I love determinism and plain old data.
- Joel_Mckay•18h
  Could look at high-level constraint modelling languages:
  https://www.minizinc.org/
  It often bypasses the need to get bogged down in probabilistic markdown syntax =3
  https://www.youtube.com/watch?v=X6WHBO_Qc-Q
o_nate•22h
This is a cool idea. I wish something like this existed for C#.
- Smaug123•13h
  The thing that most surprises me is that IDEs don't have a standard protocol for this, so you basically need a custom test runner if you want one-click "this snapshot failed; update it" self-modifying tests.
  I wrote WoofWare.Expect for F#, which has an "update my snapshots on disk" mode, but you can't go straight from test failure to snapshot update without a fresh test run, even though I'm literally outputting a patience diff that an IDE could apply if it knew how.
  Worse, e.g. Rider is really bad at knowing when files have changed underneath it, so you have to manually tell it to reload the files after running the update or else you clobber them in the editor.
  - RhysU•9h
    > ...if you want one-click "this snapshot failed; update it" self-modifying tests.
    I am envisioning the PR arguments now when the first instinct of the junior developer is to clobber the prior gold standard outputs. Especially lovely when testing floating point functionality using tests with tolerances.
    Some things should be hatefully slow so one's brain has sufficient chance to subconsciously mull over "what if I am wrong?"
- legulere•7h
  But there is: https://www.meziantou.net/inline-snapshot-testing-in-dotnet....
- PretzelPirate•19h
  An Agentic coding tool like Github Copilot will do this for you.
9rx•5h
Since when has writing tests not been a joyful experience?

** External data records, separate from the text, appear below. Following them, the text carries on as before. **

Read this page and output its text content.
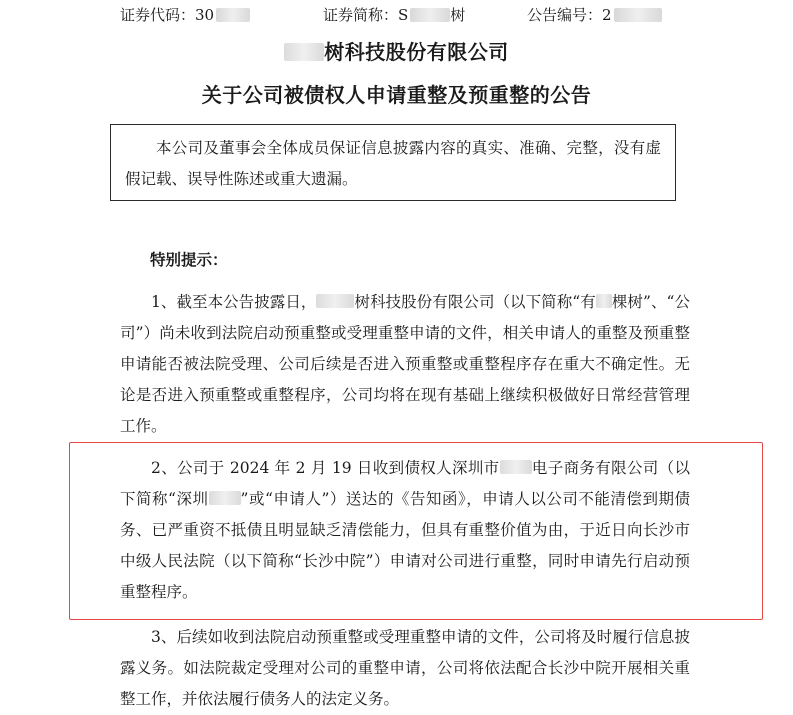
证券代码：30	证券简称：S	树	公告编号：2
树科技股份有限公司
关于公司被债权人申请重整及预重整的公告
本公司及董事会全体成员保证信息披露内容的真实、准确、完整，没有虚假记载、误导性陈述或重大遗漏。
特别提示：
1、截至本公告披露日， 树科技股份有限公司（以下简称“有 棵树”、“公司”）尚未收到法院启动预重整或受理重整申请的文件，相关申请人的重整及预重整申请能否被法院受理、公司后续是否进入预重整或重整程序存在重大不确定性。无论是否进入预重整或重整程序，公司均将在现有基础上继续积极做好日常经营管理工作。
2、公司于 2024 年 2 月 19 日收到债权人深圳市 电子商务有限公司（以下简称“深圳 ”或“申请人”）送达的《告知函》，申请人以公司不能清偿到期债务、已严重资不抵债且明显缺乏清偿能力，但具有重整价值为由，于近日向长沙市中级人民法院（以下简称“长沙中院”）申请对公司进行重整，同时申请先行启动预重整程序。
3、后续如收到法院启动预重整或受理重整申请的文件，公司将及时履行信息披露义务。如法院裁定受理对公司的重整申请，公司将依法配合长沙中院开展相关重整工作，并依法履行债务人的法定义务。
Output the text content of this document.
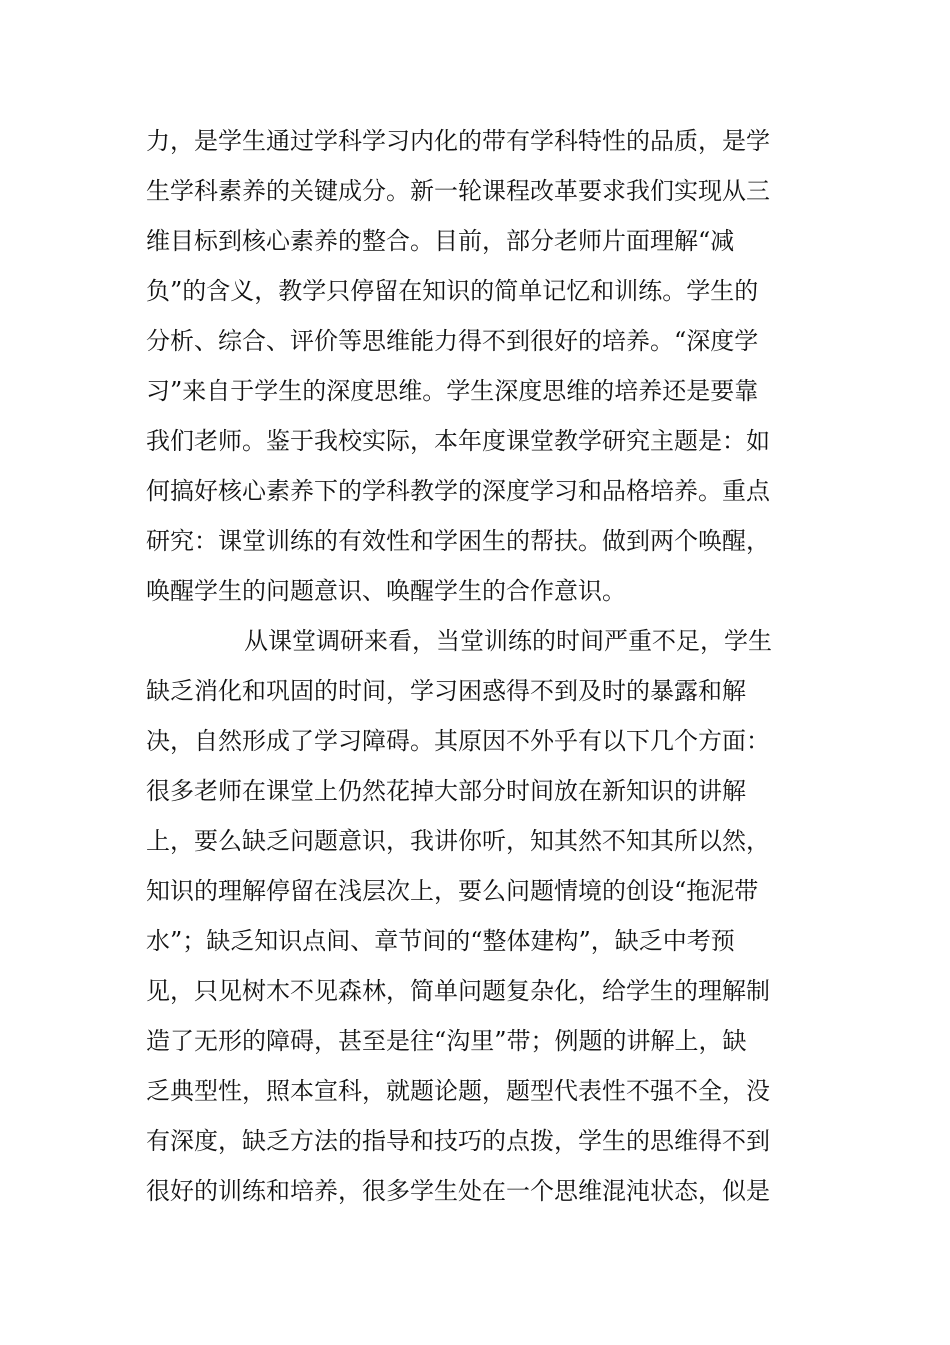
力，是学生通过学科学习内化的带有学科特性的品质，是学

生学科素养的关键成分。新一轮课程改革要求我们实现从三

维目标到核心素养的整合。目前，部分老师片面理解“减

负”的含义，教学只停留在知识的简单记忆和训练。学生的

分析、综合、评价等思维能力得不到很好的培养。“深度学

习”来自于学生的深度思维。学生深度思维的培养还是要靠

我们老师。鉴于我校实际，本年度课堂教学研究主题是：如

何搞好核心素养下的学科教学的深度学习和品格培养。重点

研究：课堂训练的有效性和学困生的帮扶。做到两个唤醒，

唤醒学生的问题意识、唤醒学生的合作意识。

从课堂调研来看，当堂训练的时间严重不足，学生

缺乏消化和巩固的时间，学习困惑得不到及时的暴露和解

决，自然形成了学习障碍。其原因不外乎有以下几个方面：

很多老师在课堂上仍然花掉大部分时间放在新知识的讲解

上，要么缺乏问题意识，我讲你听，知其然不知其所以然，

知识的理解停留在浅层次上，要么问题情境的创设“拖泥带

水”；缺乏知识点间、章节间的“整体建构”，缺乏中考预

见，只见树木不见森林，简单问题复杂化，给学生的理解制

造了无形的障碍，甚至是往“沟里”带；例题的讲解上，缺

乏典型性，照本宣科，就题论题，题型代表性不强不全，没

有深度，缺乏方法的指导和技巧的点拨，学生的思维得不到

很好的训练和培养，很多学生处在一个思维混沌状态，似是
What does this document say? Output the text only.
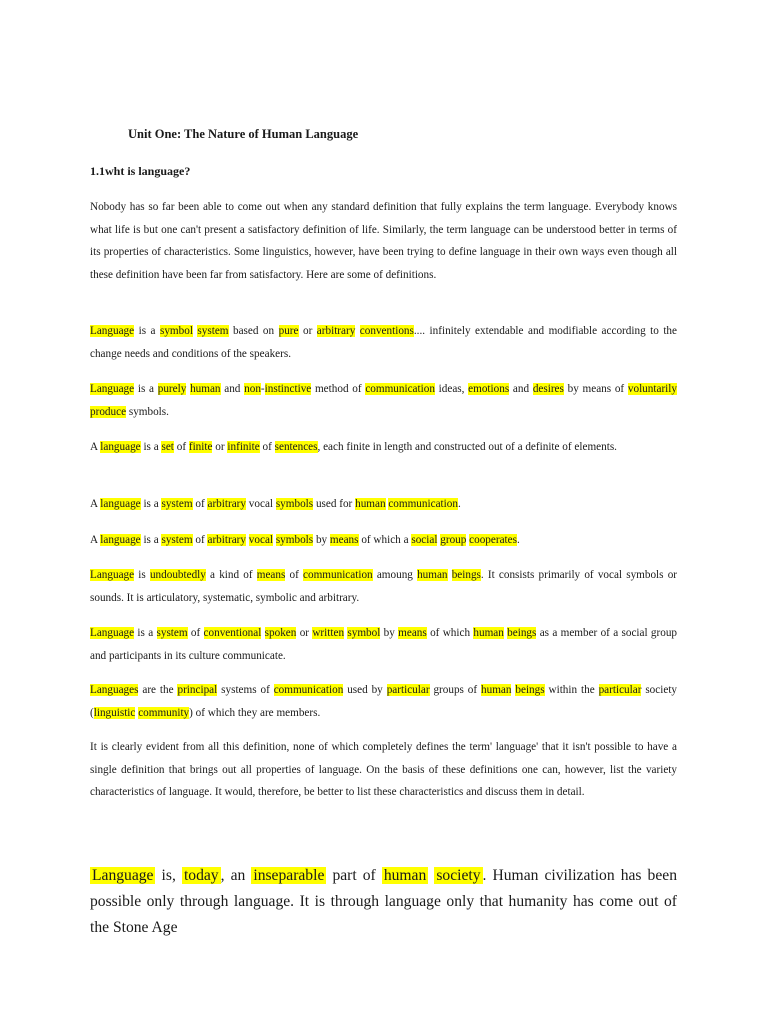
Unit One: The Nature of Human Language
1.1wht is language?

Nobody has so far been able to come out when any standard definition that fully explains the term language. Everybody knows what life is but one can't present a satisfactory definition of life. Similarly, the term language can be understood better in terms of its properties of characteristics. Some linguistics, however, have been trying to define language in their own ways even though all these definition have been far from satisfactory. Here are some of definitions.

Language is a symbol system based on pure or arbitrary conventions.... infinitely extendable and modifiable according to the change needs and conditions of the speakers.

Language is a purely human and non-instinctive method of communication ideas, emotions and desires by means of voluntarily produce symbols.

A language is a set of finite or infinite of sentences, each finite in length and constructed out of a definite of elements.

A language is a system of arbitrary vocal symbols used for human communication.

A language is a system of arbitrary vocal symbols by means of which a social group cooperates.

Language is undoubtedly a kind of means of communication amoung human beings. It consists primarily of vocal symbols or sounds. It is articulatory, systematic, symbolic and arbitrary.

Language is a system of conventional spoken or written symbol by means of which human beings as a member of a social group and participants in its culture communicate.

Languages are the principal systems of communication used by particular groups of human beings within the particular society (linguistic community) of which they are members.

It is clearly evident from all this definition, none of which completely defines the term' language' that it isn't possible to have a single definition that brings out all properties of language. On the basis of these definitions one can, however, list the variety characteristics of language. It would, therefore, be better to list these characteristics and discuss them in detail.

Language is, today , an inseparable part of human society . Human civilization has been possible only through language. It is through language only that humanity has come out of the Stone Age
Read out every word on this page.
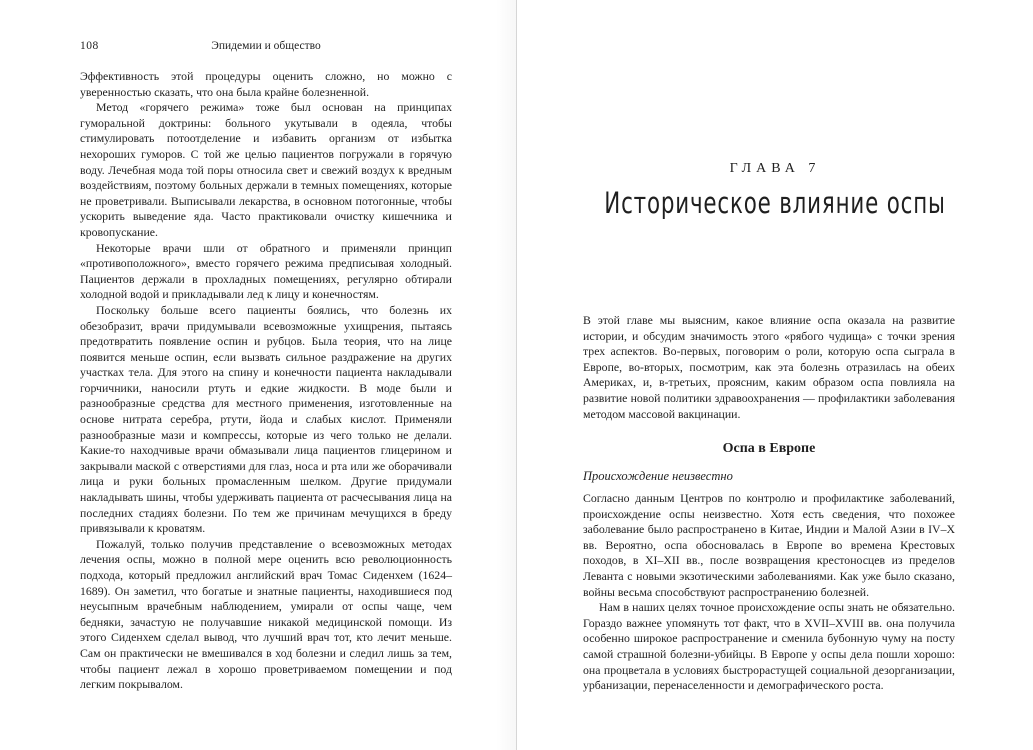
108	Эпидемии и общество

Эффективность этой процедуры оценить сложно, но можно с уверенностью сказать, что она была крайне болезненной.

Метод «горячего режима» тоже был основан на принципах гуморальной доктрины: больного укутывали в одеяла, чтобы стимулировать потоотделение и избавить организм от избытка нехороших гуморов. С той же целью пациентов погружали в горячую воду. Лечебная мода той поры относила свет и свежий воздух к вредным воздействиям, поэтому больных держали в темных помещениях, которые не проветривали. Выписывали лекарства, в основном потогонные, чтобы ускорить выведение яда. Часто практиковали очистку кишечника и кровопускание.

Некоторые врачи шли от обратного и применяли принцип «противоположного», вместо горячего режима предписывая холодный. Пациентов держали в прохладных помещениях, регулярно обтирали холодной водой и прикладывали лед к лицу и конечностям.

Поскольку больше всего пациенты боялись, что болезнь их обезобразит, врачи придумывали всевозможные ухищрения, пытаясь предотвратить появление оспин и рубцов. Была теория, что на лице появится меньше оспин, если вызвать сильное раздражение на других участках тела. Для этого на спину и конечности пациента накладывали горчичники, наносили ртуть и едкие жидкости. В моде были и разнообразные средства для местного применения, изготовленные на основе нитрата серебра, ртути, йода и слабых кислот. Применяли разнообразные мази и компрессы, которые из чего только не делали. Какие-то находчивые врачи обмазывали лица пациентов глицерином и закрывали маской с отверстиями для глаз, носа и рта или же оборачивали лица и руки больных промасленным шелком. Другие придумали накладывать шины, чтобы удерживать пациента от расчесывания лица на последних стадиях болезни. По тем же причинам мечущихся в бреду привязывали к кроватям.

Пожалуй, только получив представление о всевозможных методах лечения оспы, можно в полной мере оценить всю революционность подхода, который предложил английский врач Томас Сиденхем (1624–1689). Он заметил, что богатые и знатные пациенты, находившиеся под неусыпным врачебным наблюдением, умирали от оспы чаще, чем бедняки, зачастую не получавшие никакой медицинской помощи. Из этого Сиденхем сделал вывод, что лучший врач тот, кто лечит меньше. Сам он практически не вмешивался в ход болезни и следил лишь за тем, чтобы пациент лежал в хорошо проветриваемом помещении и под легким покрывалом.

ГЛАВА 7
Историческое влияние оспы

В этой главе мы выясним, какое влияние оспа оказала на развитие истории, и обсудим значимость этого «рябого чудища» с точки зрения трех аспектов. Во-первых, поговорим о роли, которую оспа сыграла в Европе, во-вторых, посмотрим, как эта болезнь отразилась на обеих Америках, и, в-третьих, проясним, каким образом оспа повлияла на развитие новой политики здравоохранения — профилактики заболевания методом массовой вакцинации.

Оспа в Европе
Происхождение неизвестно

Согласно данным Центров по контролю и профилактике заболеваний, происхождение оспы неизвестно. Хотя есть сведения, что похожее заболевание было распространено в Китае, Индии и Малой Азии в IV–X вв. Вероятно, оспа обосновалась в Европе во времена Крестовых походов, в XI–XII вв., после возвращения крестоносцев из пределов Леванта с новыми экзотическими заболеваниями. Как уже было сказано, войны весьма способствуют распространению болезней.

Нам в наших целях точное происхождение оспы знать не обязательно. Гораздо важнее упомянуть тот факт, что в XVII–XVIII вв. она получила особенно широкое распространение и сменила бубонную чуму на посту самой страшной болезни-убийцы. В Европе у оспы дела пошли хорошо: она процветала в условиях быстрорастущей социальной дезорганизации, урбанизации, перенаселенности и демографического роста.
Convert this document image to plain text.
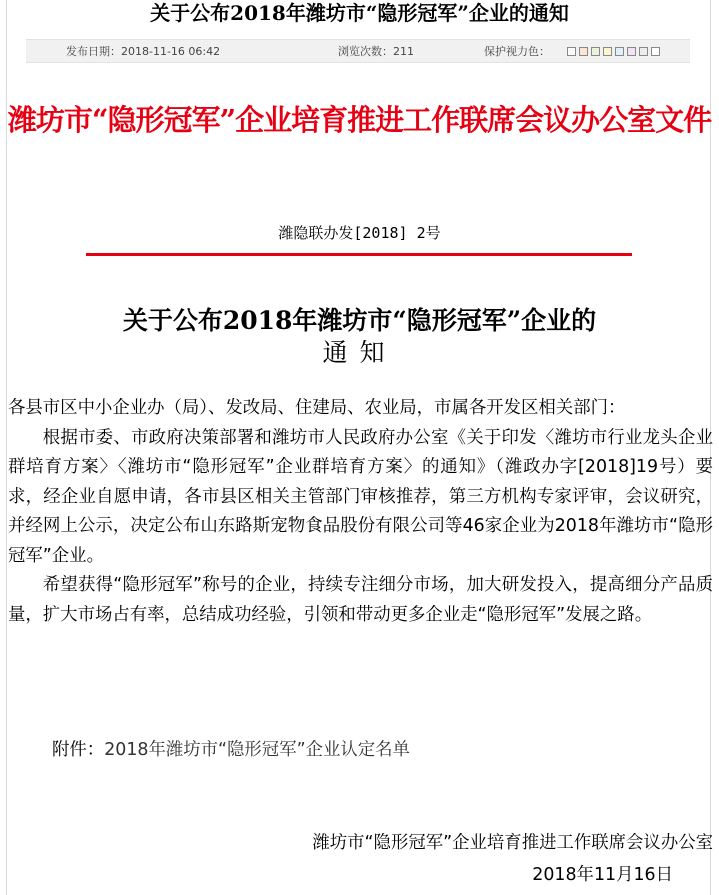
关于公布2018年潍坊市“隐形冠军”企业的通知
发布日期：2018-11-16 06:42	浏览次数：211	保护视力色：
潍坊市“隐形冠军”企业培育推进工作联席会议办公室文件
潍隐联办发[2018] 2号
关于公布2018年潍坊市“隐形冠军”企业的
通知

各县市区中小企业办（局）、发改局、住建局、农业局，市属各开发区相关部门：

根据市委、市政府决策部署和潍坊市人民政府办公室《关于印发〈潍坊市行业龙头企业群培育方案〉〈潍坊市“隐形冠军”企业群培育方案〉的通知》（潍政办字[2018]19号）要求，经企业自愿申请，各市县区相关主管部门审核推荐，第三方机构专家评审，会议研究，并经网上公示，决定公布山东路斯宠物食品股份有限公司等46家企业为2018年潍坊市“隐形冠军”企业。

希望获得“隐形冠军”称号的企业，持续专注细分市场，加大研发投入，提高细分产品质量，扩大市场占有率，总结成功经验，引领和带动更多企业走“隐形冠军”发展之路。

附件：2018年潍坊市“隐形冠军”企业认定名单
潍坊市“隐形冠军”企业培育推进工作联席会议办公室
2018年11月16日
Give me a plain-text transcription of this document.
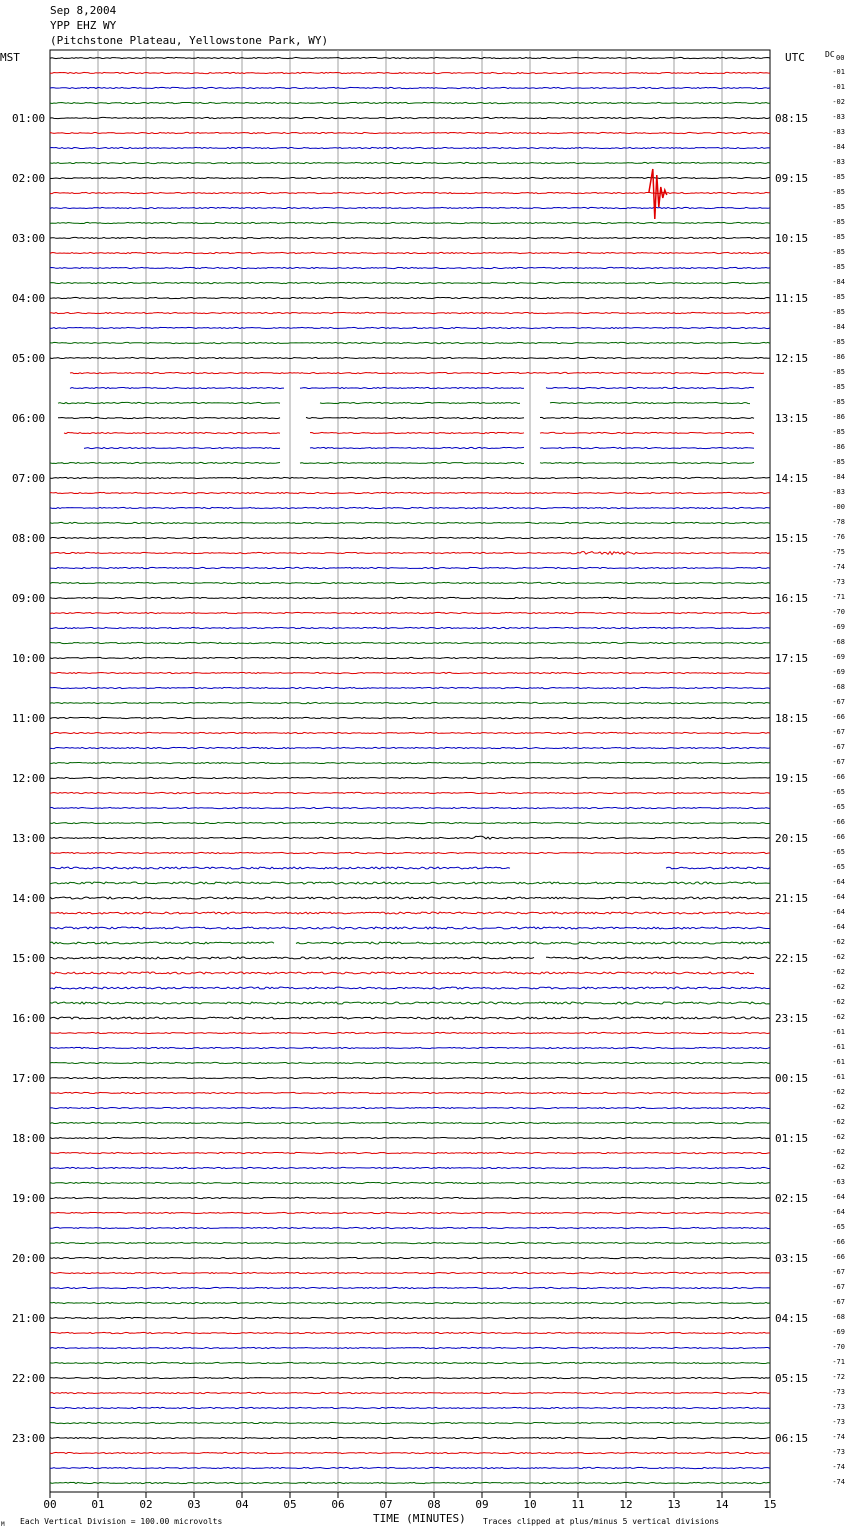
Sep 8,2004
YPP EHZ WY
(Pitchstone Plateau, Yellowstone Park, WY)
MST	UTC	DC 00
01:00
02:00
03:00
04:00
05:00
06:00
07:00
08:00
09:00
10:00
11:00
12:00
13:00
14:00
15:00
16:00
17:00
18:00
19:00
20:00
21:00
22:00
23:00
08:15
09:15
10:15
11:15
12:15
13:15
14:15
15:15
16:15
17:15
18:15
19:15
20:15
21:15
22:15
23:15
00:15
01:15
02:15
03:15
04:15
05:15
06:15
-01
-01
-02
-83
-83
-84
-83
-85
-85
-85
-85
-85
-85
-85
-84
-85
-85
-84
-85
-86
-85
-85
-85
-86
-85
-86
-85
-84
-83
-00
-78
-76
-75
-74
-73
-71
-70
-69
-68
-69
-69
-68
-67
-66
-67
-67
-67
-66
-65
-65
-66
-66
-65
-65
-64
-64
-64
-64
-62
-62
-62
-62
-62
-62
-61
-61
-61
-61
-62
-62
-62
-62
-62
-62
-63
-64
-64
-65
-66
-66
-67
-67
-67
-68
-69
-70
-71
-72
-73
-73
-73
-74
-73
-74
-74
00	01	02	03	04	05	06	07	08	09	10	11	12	13	14	15
M Each Vertical Division = 100.00 microvolts	TIME (MINUTES) Traces clipped at plus/minus 5 vertical divisions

I do see a lot of useless tests out in the wild. I can see writing those not bringing any joy. That is true of any useless activity. Is that what we're thinking of here?
i_don_t_know•7h
mdx[1] is another variation on this, also in the Ocaml ecosystem. It’s Ocaml’s version of documentation tests as in Elixir and Rust.
But it’s not limited to that. You can write tests in markdown files independently from your documentation. Use “dune test” to run the tests and review failures with “git diff”. Accept the changes if they are correct (changed behavior) with “dune promote”. Very nice workflow.
[1] https://github.com/realworldocaml/mdx
3vidence•17h
In my experience the lack of joy or difficulty with tests is almost always that the test environment is usually different enough from the real environment that you end up needing to kind of stretch your code to fit into the test env instead of actually testing what you are interested in.
This doesn't apply to very simple functions but tests on simple functions are the least interesting/ valuable.